Leila Horn won the Gabbs quilt fundraiser drawing, bringing a familiar name to the center of a school effort meant to pay for student activities in one of Nye County’s smallest communities. The Nye County School District said the Gabbs Tarantulas Handmade Quilt Raffle drew its winner on April 23, with tickets sold for $5 each or five for $20.
The raffle was more than a prize drawing. District officials said the money went into the Gabbs school activity fund, which helps cover the kinds of programs and events that keep a rural campus active for students who have few built-in alternatives. In Gabbs, where school and town life overlap closely, that kind of local fundraising is a practical part of keeping student life moving.
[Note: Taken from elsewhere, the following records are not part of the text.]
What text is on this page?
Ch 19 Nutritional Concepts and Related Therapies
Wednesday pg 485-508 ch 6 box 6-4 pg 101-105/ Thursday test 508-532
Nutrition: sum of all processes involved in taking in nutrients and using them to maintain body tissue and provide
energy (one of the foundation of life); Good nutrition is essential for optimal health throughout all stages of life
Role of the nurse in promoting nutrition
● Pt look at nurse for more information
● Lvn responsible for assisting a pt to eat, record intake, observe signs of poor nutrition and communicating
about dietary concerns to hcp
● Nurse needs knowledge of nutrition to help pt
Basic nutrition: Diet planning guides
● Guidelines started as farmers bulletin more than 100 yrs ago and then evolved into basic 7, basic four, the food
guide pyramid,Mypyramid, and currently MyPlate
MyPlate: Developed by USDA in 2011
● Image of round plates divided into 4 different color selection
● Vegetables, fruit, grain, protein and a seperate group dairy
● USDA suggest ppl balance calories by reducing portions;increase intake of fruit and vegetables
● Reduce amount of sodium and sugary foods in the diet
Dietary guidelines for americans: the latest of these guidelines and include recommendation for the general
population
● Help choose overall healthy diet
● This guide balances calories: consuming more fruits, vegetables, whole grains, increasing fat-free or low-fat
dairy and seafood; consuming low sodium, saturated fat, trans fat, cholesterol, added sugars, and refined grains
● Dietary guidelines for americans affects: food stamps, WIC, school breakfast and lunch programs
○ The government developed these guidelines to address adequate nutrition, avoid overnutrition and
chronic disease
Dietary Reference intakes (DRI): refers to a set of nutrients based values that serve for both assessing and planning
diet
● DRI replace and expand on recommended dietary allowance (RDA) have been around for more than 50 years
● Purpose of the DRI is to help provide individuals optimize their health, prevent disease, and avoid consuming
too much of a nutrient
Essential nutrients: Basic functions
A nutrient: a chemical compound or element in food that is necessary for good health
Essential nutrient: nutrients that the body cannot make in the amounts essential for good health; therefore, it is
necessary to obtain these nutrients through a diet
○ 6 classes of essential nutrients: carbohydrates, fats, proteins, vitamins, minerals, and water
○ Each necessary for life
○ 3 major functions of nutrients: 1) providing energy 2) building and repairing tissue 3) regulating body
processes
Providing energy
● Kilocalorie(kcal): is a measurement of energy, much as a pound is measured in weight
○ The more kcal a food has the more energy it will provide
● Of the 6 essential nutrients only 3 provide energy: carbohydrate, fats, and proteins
Horn was described as a longtime Gabbs resident, and her family bought several tickets for her because of her long connection to the town and its school. The district said she raised four children in Gabbs, and all four graduated from Gabbs High School. Her family also hosted an exchange student from Mexico in 1978, and that student later graduated as well.
Her own work history is tied closely to the town’s institutions. Horn worked at the school’s first cafeteria, later took a job at the local magnesium mine, and eventually finished her career as a Nye County municipal judge before retiring. The district quoted her as saying, “Learn something everyday and it will be a good day!!!”

The setting underscored why the fundraiser carried such weight. Gabbs is an unincorporated town in Nye County that was founded around December 1941 as a company town for Basic Magnesium, Inc., and published references put its population at 269 in the 2010 census. School listings show the scale of the challenge today: Gabbs School serves 28 students in K-12, while Gabbs Elementary School is listed with 13 students in PK-5, all of them economically disadvantaged. In a place that small, a handmade quilt raffle is not just a social event. It is one more way neighbors keep the school supplied with the support it needs.